IL Y A au départ un joyeux monôme aux accents clochemerliens : dans une commune du Lot, l’été 1934, une quinzaine de jeunes gens des deux sexes dansent « en maillot » et « en toute insouciance sexuelle ». Tempête dans un verre d’eau, sermons à l’église et intervention de la maréchaussée.
Mais le mal est fait, ou tout au moins avons-nous la révélation de ce que des corps, publiquement trop dévoilés, ont à nous dire, puisque, selon Christophe Granger, ils témoignent « des jeux et des enjeux sociaux qui ont travaillé ce siècle ». Fort opportunément, il rappelle que l’été fut longtemps une saison diabolisée, signifiant chaleur, puanteur et morbidité. Sous sa belle lumière se dissimulent microbes et épidémies. Elle est dure pour les pauvres travaillant dans la fournaise et la misère n’était pas moins pénible au soleil.

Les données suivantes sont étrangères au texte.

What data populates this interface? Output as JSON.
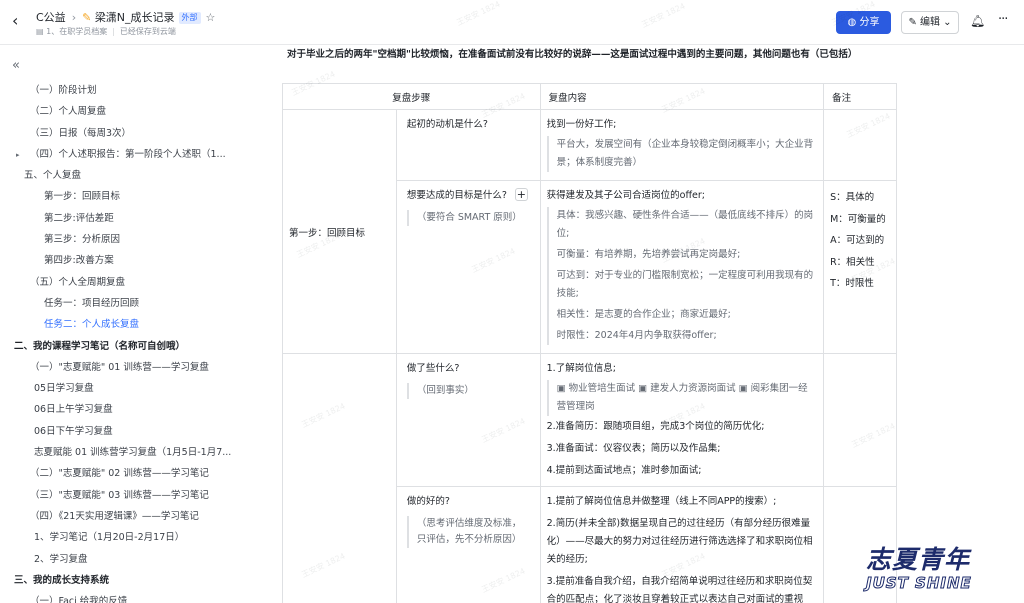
{
  "header": {
    "parent": "C公益",
    "title": "梁潇N_成长记录",
    "tag": "外部",
    "sub_path": "1、在职学员档案",
    "save_status": "已经保存到云端",
    "share_label": "分享",
    "edit_label": "编辑"
  },
  "toc": [
    {
      "label": "（一）阶段计划",
      "indent": 30,
      "style": ""
    },
    {
      "label": "（二）个人周复盘",
      "indent": 30,
      "style": ""
    },
    {
      "label": "（三）日报（每周3次）",
      "indent": 30,
      "style": ""
    },
    {
      "label": "（四）个人述职报告：第一阶段个人述职（1...",
      "indent": 30,
      "style": "",
      "caret": true
    },
    {
      "label": "五、个人复盘",
      "indent": 24,
      "style": ""
    },
    {
      "label": "第一步：回顾目标",
      "indent": 44,
      "style": ""
    },
    {
      "label": "第二步:评估差距",
      "indent": 44,
      "style": ""
    },
    {
      "label": "第三步：分析原因",
      "indent": 44,
      "style": ""
    },
    {
      "label": "第四步:改善方案",
      "indent": 44,
      "style": ""
    },
    {
      "label": "（五）个人全周期复盘",
      "indent": 30,
      "style": ""
    },
    {
      "label": "任务一：项目经历回顾",
      "indent": 44,
      "style": ""
    },
    {
      "label": "任务二：个人成长复盘",
      "indent": 44,
      "style": "active"
    },
    {
      "label": "二、我的课程学习笔记（名称可自创哦）",
      "indent": 14,
      "style": "bold"
    },
    {
      "label": "（一）\"志夏赋能\" 01 训练营——学习复盘",
      "indent": 30,
      "style": ""
    },
    {
      "label": "05日学习复盘",
      "indent": 34,
      "style": ""
    },
    {
      "label": "06日上午学习复盘",
      "indent": 34,
      "style": ""
    },
    {
      "label": "06日下午学习复盘",
      "indent": 34,
      "style": ""
    },
    {
      "label": "志夏赋能 01 训练营学习复盘（1月5日-1月7...",
      "indent": 34,
      "style": ""
    },
    {
      "label": "（二）\"志夏赋能\" 02 训练营——学习笔记",
      "indent": 30,
      "style": ""
    },
    {
      "label": "（三）\"志夏赋能\" 03 训练营——学习笔记",
      "indent": 30,
      "style": ""
    },
    {
      "label": "（四）《21天实用逻辑课》——学习笔记",
      "indent": 30,
      "style": ""
    },
    {
      "label": "1、学习笔记（1月20日-2月17日）",
      "indent": 34,
      "style": ""
    },
    {
      "label": "2、学习复盘",
      "indent": 34,
      "style": ""
    },
    {
      "label": "三、我的成长支持系统",
      "indent": 14,
      "style": "bold"
    },
    {
      "label": "（一）Faci 给我的反馈",
      "indent": 30,
      "style": ""
    }
  ],
  "doc": {
    "intro": "对于毕业之后的两年\"空档期\"比较烦恼，在准备面试前没有比较好的说辞——这是面试过程中遇到的主要问题，其他问题也有（已包括）",
    "col_step": "复盘步骤",
    "col_content": "复盘内容",
    "col_note": "备注",
    "step1": "第一步：回顾目标",
    "r1_q": "起初的动机是什么?",
    "r1_a": "找到一份好工作;",
    "r1_a_quote": "平台大，发展空间有（企业本身较稳定倒闭概率小；大企业背景；体系制度完善）",
    "r2_q": "想要达成的目标是什么?",
    "r2_hint": "（要符合 SMART 原则）",
    "r2_a": "获得建发及其子公司合适岗位的offer;",
    "r2_s": "具体：我感兴趣、硬性条件合适——（最低底线不排斥）的岗位;",
    "r2_m": "可衡量：有培养期，先培养尝试再定岗最好;",
    "r2_a2": "可达到：对于专业的门槛限制宽松；一定程度可利用我现有的技能;",
    "r2_r": "相关性：是志夏的合作企业；商家近最好;",
    "r2_t": "时限性：2024年4月内争取获得offer;",
    "notes": [
      "S：具体的",
      "M：可衡量的",
      "A：可达到的",
      "R：相关性",
      "T：时限性"
    ],
    "r3_q": "做了些什么?",
    "r3_hint": "（回到事实）",
    "r3_1": "1.了解岗位信息;",
    "r3_1_quote": "▣ 物业管培生面试   ▣ 建发人力资源岗面试 ▣ 阅彩集团一经营管理岗",
    "r3_2": "2.准备简历：跟随项目组，完成3个岗位的简历优化;",
    "r3_3": "3.准备面试：仪容仪表；简历以及作品集;",
    "r3_4": "4.提前到达面试地点；准时参加面试;",
    "r4_q": "做的好的?",
    "r4_hint": "（思考评估维度及标准，只评估，先不分析原因）",
    "r4_1": "1.提前了解岗位信息并做整理（线上不同APP的搜索）;",
    "r4_2": "2.简历(并未全部)数据呈现自己的过往经历（有部分经历很难量化）——尽最大的努力对过往经历进行筛选选择了和求职岗位相关的经历;",
    "r4_3": "3.提前准备自我介绍，自我介绍简单说明过往经历和求职岗位契合的匹配点；化了淡妆且穿着较正式以表达自己对面试的重视"
  },
  "logo": {
    "cn": "志夏青年",
    "en": "JUST SHINE"
  },
  "watermark": "王安安 1824"
}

Mais les beaux et riches jeunes gens vont éprouver dans leur nature tout ce que l’été a de jouissif pour qui est délivré de la nécessité.
Nature et culture.
C’est entre les deux guerres que s’invente un corps, une façon de l’éprouver avec intensité, de le mouvoir avec aisance, de le dévoiler sur les plages. Corps de saison et saison du corps sont autant nature que culture. Une abondante littérature encense ce corps pris d’une chaleur qui, abolissant toute lucidité, rend l’individu à lui-même, heureux mais stuporeux. Mais, très vite, s’introduit la règle du jeu. Pas question de trop se laisser aller, les classes privilégiées mettent l’accent sur le libre jeu du corps, cultivent l’altière fausse spontanéité qu’on trouvait dans les jeux champêtres snobs. Peu à peu, l’exhibition sur les plages se fait normative. Le corps y paraît, s’y montre et en même temps se livre curieusement au déni de l’érotisme. C’est là où il faut s’exhiber que les manifestations physiologiques sont les plus inconvenantes. Là où tout se montre qu’on ne doit rien voir.
L’exigence, à partir des années 1960, de corps harmonieux et minces, finit par codifier les attitudes et révéler les stratifications sociales. « Les corps d’été s’avancent ainsi sur la scène des styles de vie. En eux s’incarnent les valeurs sociales d’une élite sociale au détriment d’une autre », dit Granger. Jusqu’à ce que déboule sur la même scène ensablée une armée de beaufs ivres de « bronzer idiot » et que les belles élites aillent voir ailleurs, dans leurs îles luxueuses et protégées.
Une étude serrée, en définitive, mais un peu attristante. Ce qui nous semble le plus intime, notre corps, reste la proie des forces sociales qui veillent sur la plage ensoleillée.
Christophe Granger, « les Corps d’été - XX e siècle », Autrement, collection « Mémoires/Culture », n° 147, 18 euros.